Go she said, and I found myself in front of the table, next in line. Then I looked at Gerry and saw that he was holding Judith Ortiz Cofer and kissing her. I had often held Judith and been the recipient of her double cheek kiss. I don’t know what happened but suddenly I said, too loudly, hey buddy get your hands off my woman. Everyone froze. Judith looked at me. She was going to ask who is the asshole, then she saw it was me. She backed away from Gerry as if he was on fire and put her arms around me. I was afraid you were going to die, she said.
Gerry was looking at me like I had peed on his shoe, then Campbell leapt in. Gerry, do you know Rick Campbell? He’s a fine poet and runs Anhinga Press. Gerry recovered his poise. Yes, yes, I know the books you’ve published. Then he leaned over the table, pulled me toward him and kissed my cheek. We were all a bit stunned. To this day I thank Campbell for saving me.
I never told Gerry how important his poems were to me. I want to think he knew. I kissed Judith goodbye and melted into the crowd. My companion seemed happier than I was because I was still stunned. That was worth it, right? Are you happy?
I am.
Rick Campbell is a poet, essayist, and editor living on Alligator Point, Florida.

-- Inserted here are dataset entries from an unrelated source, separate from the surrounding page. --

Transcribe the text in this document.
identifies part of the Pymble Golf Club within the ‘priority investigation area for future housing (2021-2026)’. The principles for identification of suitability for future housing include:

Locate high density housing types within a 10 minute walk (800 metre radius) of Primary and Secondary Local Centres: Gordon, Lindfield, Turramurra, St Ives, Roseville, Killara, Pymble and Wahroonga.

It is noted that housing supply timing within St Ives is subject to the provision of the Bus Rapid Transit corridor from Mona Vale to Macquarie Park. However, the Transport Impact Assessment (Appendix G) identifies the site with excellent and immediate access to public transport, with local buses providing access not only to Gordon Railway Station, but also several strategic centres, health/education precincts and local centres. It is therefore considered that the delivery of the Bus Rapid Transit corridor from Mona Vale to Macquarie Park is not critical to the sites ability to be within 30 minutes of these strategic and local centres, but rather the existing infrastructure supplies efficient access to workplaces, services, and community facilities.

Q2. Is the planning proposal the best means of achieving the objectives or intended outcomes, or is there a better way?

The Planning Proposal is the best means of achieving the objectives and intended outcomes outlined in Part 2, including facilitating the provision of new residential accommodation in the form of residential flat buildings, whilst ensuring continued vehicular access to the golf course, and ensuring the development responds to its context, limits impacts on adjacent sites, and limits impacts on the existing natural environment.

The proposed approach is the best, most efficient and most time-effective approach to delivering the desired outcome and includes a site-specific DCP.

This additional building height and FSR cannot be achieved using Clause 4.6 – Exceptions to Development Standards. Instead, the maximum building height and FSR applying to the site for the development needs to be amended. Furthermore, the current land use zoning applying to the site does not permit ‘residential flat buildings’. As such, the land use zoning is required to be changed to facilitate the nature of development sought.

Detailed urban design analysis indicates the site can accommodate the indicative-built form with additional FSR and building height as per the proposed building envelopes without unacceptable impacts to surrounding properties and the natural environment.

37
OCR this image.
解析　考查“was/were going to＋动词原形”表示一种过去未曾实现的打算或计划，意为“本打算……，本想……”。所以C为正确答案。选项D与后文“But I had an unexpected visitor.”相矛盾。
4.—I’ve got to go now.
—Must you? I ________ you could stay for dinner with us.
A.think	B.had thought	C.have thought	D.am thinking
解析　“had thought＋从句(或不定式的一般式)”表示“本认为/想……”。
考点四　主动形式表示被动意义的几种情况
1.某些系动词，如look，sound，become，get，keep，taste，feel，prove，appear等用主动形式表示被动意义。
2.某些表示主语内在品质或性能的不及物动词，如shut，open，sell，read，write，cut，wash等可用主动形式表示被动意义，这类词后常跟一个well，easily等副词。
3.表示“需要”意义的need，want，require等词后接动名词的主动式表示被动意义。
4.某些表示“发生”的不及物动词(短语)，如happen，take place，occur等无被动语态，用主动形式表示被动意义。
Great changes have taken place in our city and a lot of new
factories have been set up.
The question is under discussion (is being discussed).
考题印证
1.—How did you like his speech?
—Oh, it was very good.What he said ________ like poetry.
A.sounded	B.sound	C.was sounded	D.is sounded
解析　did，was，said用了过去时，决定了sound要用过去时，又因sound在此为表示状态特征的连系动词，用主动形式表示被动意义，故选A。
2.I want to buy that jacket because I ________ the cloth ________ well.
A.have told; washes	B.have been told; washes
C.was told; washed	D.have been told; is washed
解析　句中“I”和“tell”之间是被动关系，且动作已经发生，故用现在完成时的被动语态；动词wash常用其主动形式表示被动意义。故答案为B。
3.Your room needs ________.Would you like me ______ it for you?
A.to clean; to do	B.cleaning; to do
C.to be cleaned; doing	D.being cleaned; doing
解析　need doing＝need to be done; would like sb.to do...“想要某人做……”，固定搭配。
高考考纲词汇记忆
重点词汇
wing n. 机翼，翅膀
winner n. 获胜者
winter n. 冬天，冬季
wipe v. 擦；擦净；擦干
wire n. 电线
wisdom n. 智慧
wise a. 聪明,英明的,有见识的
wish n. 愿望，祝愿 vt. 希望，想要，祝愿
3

His collection of essays, Sometimes the Light was published by Main Street Rag Press in the spring of 2022. His most recent collection of poems is Provenance (Blue Horse Press.) He’s published six other poetry books as well as poems and essays in journals including The Georgia Review, Prairie Schooner, Gargoyle, Fourth River, Kestrel, and the Alabama Literary Review. He teaches in the University of Nevada-Reno’s MFA program.